Num mundo em constante mutação, as barreiras rígidas entre diferentes áreas do conhecimento já não têm lugar. Os desafios que enfrentamos não se encaixam em categorias fixas; eles entrelaçam-se e influenciam-se mutuamente, exigindo uma compreensão integrada. Nesse sentido, a interdisciplinaridade é uma abordagem na qual diferentes áreas do conhecimento são combinadas de forma colaborativa, para compreender questões complexas, permitindo uma visão mais profunda dos desafios enfrentados. A abordagem interdisciplinar respeita, assim, a complexidade da vida real.

Apesar dos múltiplos benefícios da interdisciplinaridade, ainda nos deparamos com investigadores que lhe resistem, preferindo aderir, estritamente, aos seus próprios campos de especialização. Importa, portanto, esclarecer a sua relevância para o progresso da humanidade, através de exemplos práticos.

A intersecção da medicina e da engenharia biomédica revolucionou a saúde. Imagine um cenário em que cirurgias complexas seriam realizadas de forma menos invasiva e com recuperações mais rápidas. Fruto da colaboração entre médicos e engenheiros, hoje tal é possível, através de dispositivos médicos e próteses avançados que melhoram a qualidade de vida. É a chamada cirurgia robótica, iniciada há vinte anos.

Além disso, certamente já ouviu falar da existência de modelos matemáticos que ajudam a prever a propagação de doenças. A recente crise epidemiológica de COVID-19 é o exemplo brilhante do potencial colaborativo entre epidemiologistas, biólogos, matemáticos, médicos, sociólogos, antropólogos, geógrafos, entre outros profissionais. A análise de dados possibilita antecipar e/ou combater essa propagação, gerando estratégias de controlo mais eficientes, como foi também o caso da cólera, no centro de Londres, em 1844. Nessa altura, através da análise de dados, o médico John Snow descobriu que a origem da propagação da cólera se devia a uma única fonte de água, que causou a morte de 127 pessoas. Posteriormente, em 1910, o médico Ronald Ross constatou que o mosquito Anopheles era o vetor que transmitia a malária, dando origem ao conceito de “R0”, que revela a capacidade de uma pessoa com doença infetar outras.

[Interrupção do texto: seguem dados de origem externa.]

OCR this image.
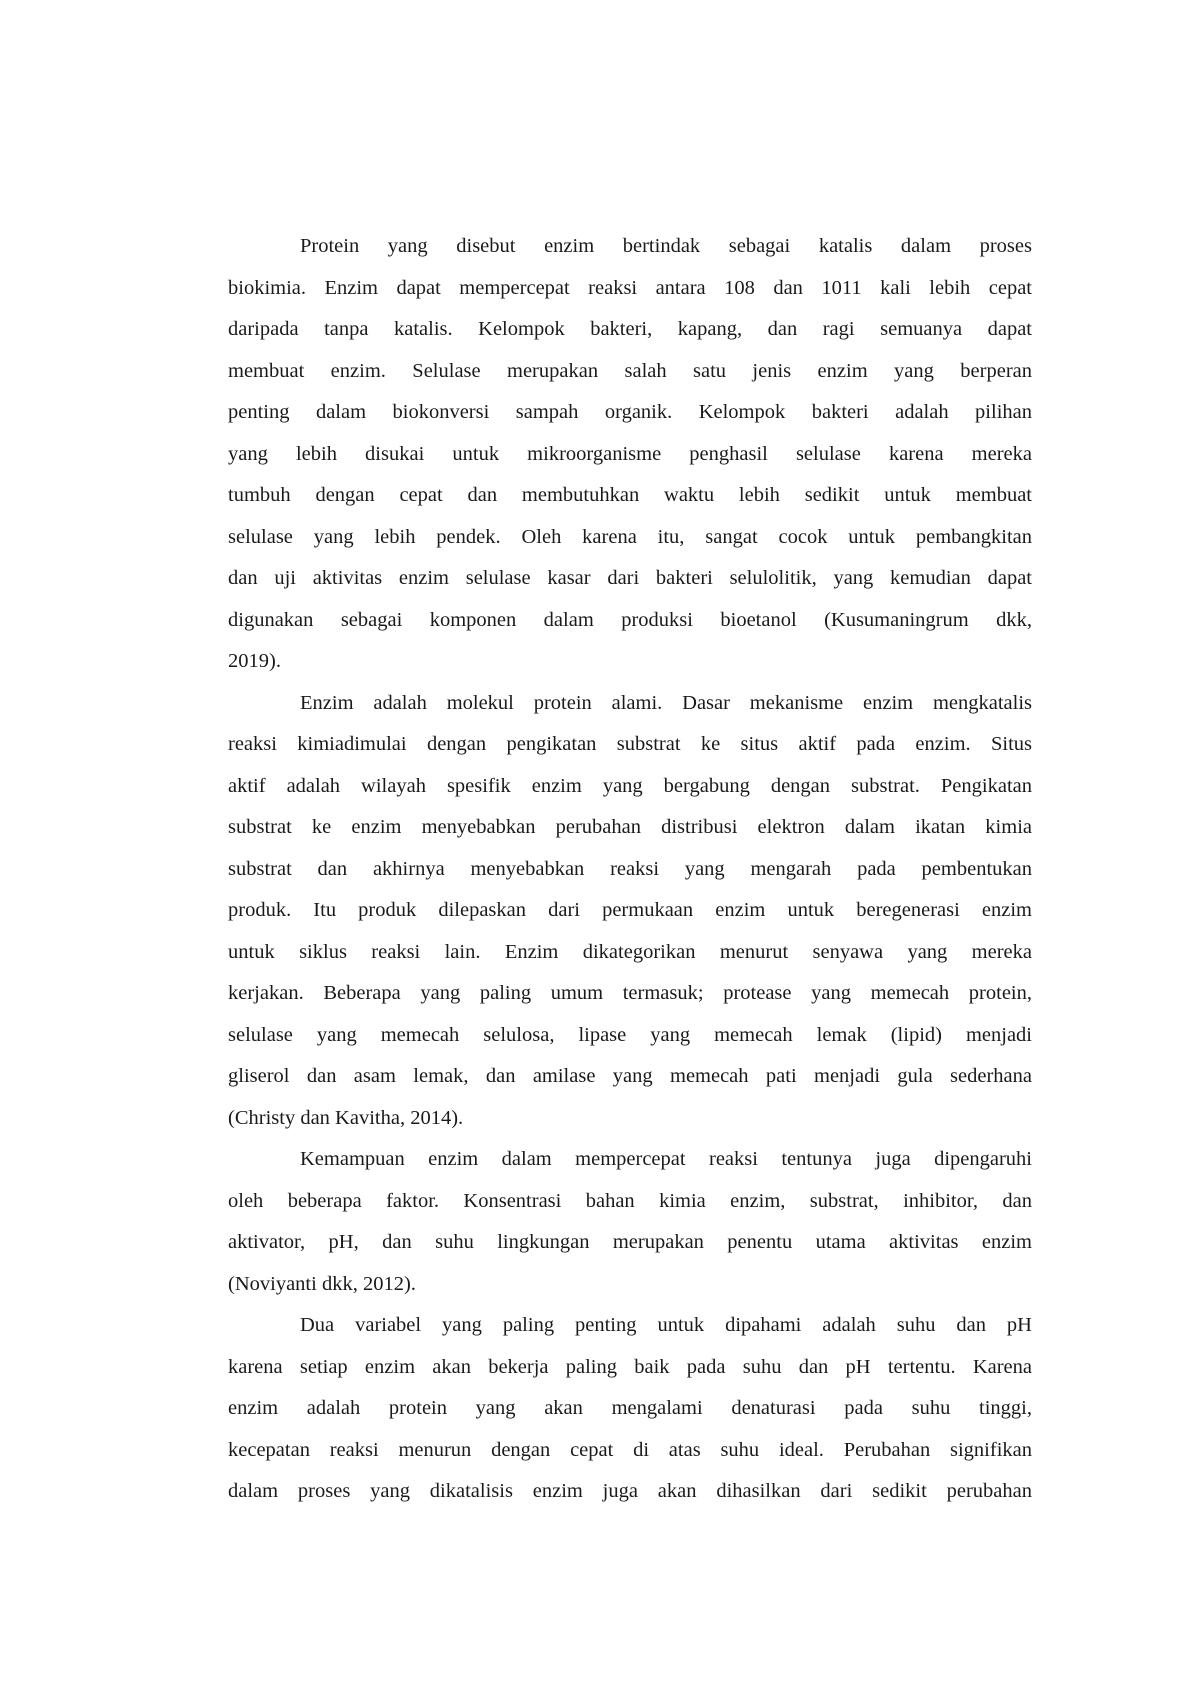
Protein yang disebut enzim bertindak sebagai katalis dalam proses
biokimia. Enzim dapat mempercepat reaksi antara 108 dan 1011 kali lebih cepat
daripada tanpa katalis. Kelompok bakteri, kapang, dan ragi semuanya dapat
membuat enzim. Selulase merupakan salah satu jenis enzim yang berperan
penting dalam biokonversi sampah organik. Kelompok bakteri adalah pilihan
yang lebih disukai untuk mikroorganisme penghasil selulase karena mereka
tumbuh dengan cepat dan membutuhkan waktu lebih sedikit untuk membuat
selulase yang lebih pendek. Oleh karena itu, sangat cocok untuk pembangkitan
dan uji aktivitas enzim selulase kasar dari bakteri selulolitik, yang kemudian dapat
digunakan sebagai komponen dalam produksi bioetanol (Kusumaningrum dkk,
2019).
Enzim adalah molekul protein alami. Dasar mekanisme enzim mengkatalis
reaksi kimiadimulai dengan pengikatan substrat ke situs aktif pada enzim. Situs
aktif adalah wilayah spesifik enzim yang bergabung dengan substrat. Pengikatan
substrat ke enzim menyebabkan perubahan distribusi elektron dalam ikatan kimia
substrat dan akhirnya menyebabkan reaksi yang mengarah pada pembentukan
produk. Itu produk dilepaskan dari permukaan enzim untuk beregenerasi enzim
untuk siklus reaksi lain. Enzim dikategorikan menurut senyawa yang mereka
kerjakan. Beberapa yang paling umum termasuk; protease yang memecah protein,
selulase yang memecah selulosa, lipase yang memecah lemak (lipid) menjadi
gliserol dan asam lemak, dan amilase yang memecah pati menjadi gula sederhana
(Christy dan Kavitha, 2014).
Kemampuan enzim dalam mempercepat reaksi tentunya juga dipengaruhi
oleh beberapa faktor. Konsentrasi bahan kimia enzim, substrat, inhibitor, dan
aktivator, pH, dan suhu lingkungan merupakan penentu utama aktivitas enzim
(Noviyanti dkk, 2012).
Dua variabel yang paling penting untuk dipahami adalah suhu dan pH
karena setiap enzim akan bekerja paling baik pada suhu dan pH tertentu. Karena
enzim adalah protein yang akan mengalami denaturasi pada suhu tinggi,
kecepatan reaksi menurun dengan cepat di atas suhu ideal. Perubahan signifikan
dalam proses yang dikatalisis enzim juga akan dihasilkan dari sedikit perubahan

PUB • CONTINUE A LER A SEGUIR

Ademais, o debate sobre sustentabilidade é impulsionado pela colaboração entre cientistas ambientais e economistas. Por exemplo, os cientistas ambientais desempenham um importante papel ao avaliar os impactes ambientais de várias fontes de energia, como a solar, eólica, hidrelétrica, biomassa e nuclear. Consideram fatores como o consumo de recursos naturais, a libertação de poluentes e possíveis danos ao ecossistema. Paralelamente, os economistas avaliam a sustentabilidade económica desses projetos, analisando elementos como investimentos, despesas operacionais, criação de empregos, incentivos fiscais e influências no mercado energético. Tudo isto para a eficiência estratégica.

Por outro lado, nos estudos sobre desigualdade social, os sociólogos podem colaborar com os economistas na compreensão de como as políticas públicas afetam os índices de desigualdade. Essa sinergia pode, por exemplo, desempenhar um papel relevante no planeamento, execução e avaliação de programas de rendimento social de inserção. Nessa ótica, enquanto os sociólogos investigam as raízes subjacentes da desigualdade, identificando os grupos mais vulneráveis, os economistas modelam os possíveis impactos financeiros desses programas, analisando a eficiência na redução das desigualdades de rendimento. Podem também os sociólogos trabalhar com os psicólogos para explorar as dinâmicas culturais que perpetuam essas disparidades.

Por fim, quando os psicólogos se juntam aos designers de produtos, surgem coisas incríveis. Lembra-se da última vez que uma aplicação o cativou? As cores, os sons e as interfaces foram projetados com base em princípios de Psicologia, a fim de aprimorar a experiência do utilizador. Tal estende-se a aplicações de videojogos, streaming, realidade virtual, realidade aumentada, comércio e karaoke.

No entanto, reconhecer a importância da interdisciplinaridade para a resolução dos problemas contemporâneos mais urgentes não significa menosprezar as disciplinas individuais. Pelo contrário, significa compreender que, ao ultrapassarmos as fronteiras disciplinares, podemos alcançar soluções verdadeiramente impactantes para esses problemas. Assim, a interdisciplinaridade é mais do que uma escolha acertada; é uma responsabilidade que temos perante o progresso societal.